Grandiose Sense of Cinema
Me and You
2/27/13
As its closing night
movie, Me and You brings a grandiose
sense of cinema to the Film Comment Selects
series at Lincoln Center.
“He
has a grandiose sense of self,” one character explains the anti-social behavior
of 14-year-old Lorenzo (Jacopo Olmo Antinori) in Bernardo Bertolucci’s Me
and You. Rumours have it that Bertolucci originally considered making a 3D
movie of this chamber piece—primarily set during the weeklong basement hideaway
of Lorenzo and his estranged older half-sister Olivia (Teo Falco). Movies such
as The Spider’s Stratagem (1970), The Conformist (1971), The
Sheltering Sky (1990), and Little Buddha (1994) make 3D redundant—and
insufficient—to Bertolucci’s unparalleled ability to make depth of field pop
like a storybook.
Bertolucci and cinematographer Fabio Cianchetti achieve tactile emotions
without 3D gimmicks. “Normal means normal. So nothing,” Lorenzo describes his
(lack of) feeling to a therapist in the opening of Me and You.
Immediately afterward, Lorenzo goes spiraling down a vertiginous staircase shot
at extreme low-angle punctuated by a signature perspectival shift to follow
Lorenzo out the door. Such existential perceptiveness—and delirious
expressiveness—matches that of silent films.
Yet Bertolucci fills the soundtrack with pop music. The sequence
features the diegetic (ear bud) sound of The Cure’s “Boys Don’t Cry.”
Bertolucci’s lyrical, rhythmic images cry for Lorenzo, who turns inward from
the world through the music on his mp3 player. A long lens during the “Boys
Don’t Cry” sequence captures Lorenzo oblivious in the foreground while a woman
in the background loses control of her leashed dogs.
Lorenzo is not normal. Filled with misdirected feeling, he asks his
mother inappropriate (sexual) questions and explodes into tantrums when she
treats him like a child. At the center of these passions is a longing,
visualized in a low-angle point-of-view shot of Lorenzo’s dream of mother and
absent father dancing on a glass rooftop. The sequence reminds of Bertolucci’s Luna
(1979) with its movie theatre ceiling that opens up to the moon and stars when
its young protagonist, motivated by Oedipal desires for a missing father and
self-absorbed mother, loses his virginity during a heroin high.
Anti-social Lorenzo finds interacting with people so difficult that he
spends time at the pet shop observing the animals in their aquariums and
cages—in a sequence more amazing than anything in Avatar (2009). So a class trip to a ski
resort gives his mother hope for his son’s social future. It’s an uncanny
memory out of the adolescent collective unconscious made piquant by an image of
the enthusiastic mother seen and heard through the slats of light of a two-toned
frosted glass door.
Lorenzo takes advantage of the class trip to plan a week of privacy—just
him and his iPod, ant farm, and favorite junk food—in the storage room of his
parents’ apartment building.

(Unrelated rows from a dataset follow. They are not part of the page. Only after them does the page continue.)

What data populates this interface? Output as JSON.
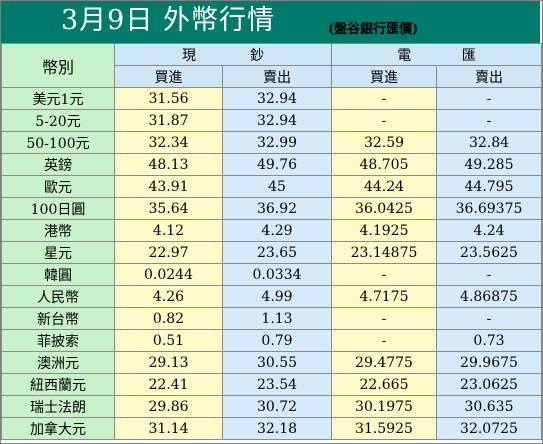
{
  "title": "3月9日 外幣行情",
  "subtitle": "(盤谷銀行匯價)",
  "headers": {
    "currency": "幣別",
    "cash": [
      "現",
      "鈔"
    ],
    "tt": [
      "電",
      "匯"
    ],
    "buy": "買進",
    "sell": "賣出"
  },
  "rows": [
    {
      "name": "美元1元",
      "cash_buy": "31.56",
      "cash_sell": "32.94",
      "tt_buy": "-",
      "tt_sell": "-"
    },
    {
      "name": "5-20元",
      "cash_buy": "31.87",
      "cash_sell": "32.94",
      "tt_buy": "-",
      "tt_sell": "-"
    },
    {
      "name": "50-100元",
      "cash_buy": "32.34",
      "cash_sell": "32.99",
      "tt_buy": "32.59",
      "tt_sell": "32.84"
    },
    {
      "name": "英鎊",
      "cash_buy": "48.13",
      "cash_sell": "49.76",
      "tt_buy": "48.705",
      "tt_sell": "49.285"
    },
    {
      "name": "歐元",
      "cash_buy": "43.91",
      "cash_sell": "45",
      "tt_buy": "44.24",
      "tt_sell": "44.795"
    },
    {
      "name": "100日圓",
      "cash_buy": "35.64",
      "cash_sell": "36.92",
      "tt_buy": "36.0425",
      "tt_sell": "36.69375"
    },
    {
      "name": "港幣",
      "cash_buy": "4.12",
      "cash_sell": "4.29",
      "tt_buy": "4.1925",
      "tt_sell": "4.24"
    },
    {
      "name": "星元",
      "cash_buy": "22.97",
      "cash_sell": "23.65",
      "tt_buy": "23.14875",
      "tt_sell": "23.5625"
    },
    {
      "name": "韓圓",
      "cash_buy": "0.0244",
      "cash_sell": "0.0334",
      "tt_buy": "-",
      "tt_sell": "-"
    },
    {
      "name": "人民幣",
      "cash_buy": "4.26",
      "cash_sell": "4.99",
      "tt_buy": "4.7175",
      "tt_sell": "4.86875"
    },
    {
      "name": "新台幣",
      "cash_buy": "0.82",
      "cash_sell": "1.13",
      "tt_buy": "-",
      "tt_sell": "-"
    },
    {
      "name": "菲披索",
      "cash_buy": "0.51",
      "cash_sell": "0.79",
      "tt_buy": "-",
      "tt_sell": "0.73"
    },
    {
      "name": "澳洲元",
      "cash_buy": "29.13",
      "cash_sell": "30.55",
      "tt_buy": "29.4775",
      "tt_sell": "29.9675"
    },
    {
      "name": "紐西蘭元",
      "cash_buy": "22.41",
      "cash_sell": "23.54",
      "tt_buy": "22.665",
      "tt_sell": "23.0625"
    },
    {
      "name": "瑞士法朗",
      "cash_buy": "29.86",
      "cash_sell": "30.72",
      "tt_buy": "30.1975",
      "tt_sell": "30.635"
    },
    {
      "name": "加拿大元",
      "cash_buy": "31.14",
      "cash_sell": "32.18",
      "tt_buy": "31.5925",
      "tt_sell": "32.0725"
    }
  ],
  "colors": {
    "header_bg": "#007a6b",
    "label_bg": "#c8f2c8",
    "cash_bg": "#fffac8",
    "tt_bg": "#d5eafb"
  }
}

Then Olivia shows up. As made riveting by Antinori
and Falco, this brother-and-sister pair works through their family’s pain to
discover untapped capacity for compassion.
Bertolucci evokes compassion through intense magnification. Indeed,
another eye-popping trope includes Lorenzo scrutinizing with a magnifying glass
the ant farm—and then his sister as she kicks heroin. “They put me in a box,”
Olivia complains when she locates a valuable item in her father and
stepmother’s storage.
The effects of the broken family reflect in Lorenzo’s discovery of
Olivia’s photography—through which she creates the illusion of her head dislocated or of her body endowed with ambisexual appendages. Then, the story
that reveals the reason for Olivia’s estrangement from her father’s new family
shocks even Lorenzo. These familial insights fill with primal, dream-like suspense
a mesmerizing late-night raid (for food) into the parents’ apartment.
The focused space and timeframe of Me and You ultimately
magnifies the essence of love. Olivia’s junky withdrawals bring out the worst
in her—physical and emotional frailty. Yet that vulnerability ultimately draws
out Lorenzo’s tenderness: “I’m sorry I made you cry.”
Significantly, these two sibling oddities bond over “Ragazzo Solo,
Ragazza Sola,” Mogol's translation of David Bowie. Bertolucci reveals—as if for
the first time—the deep yearning of “Space Oddity.” Doing so restores pop
expression to the communal space. It provides an alternative to Lorenzo’s
escapism that makes manifest Internet, high-tech solipsism. After a decade,
Bertolucci triumphantly returns to cinema his grandiose sense of the Other.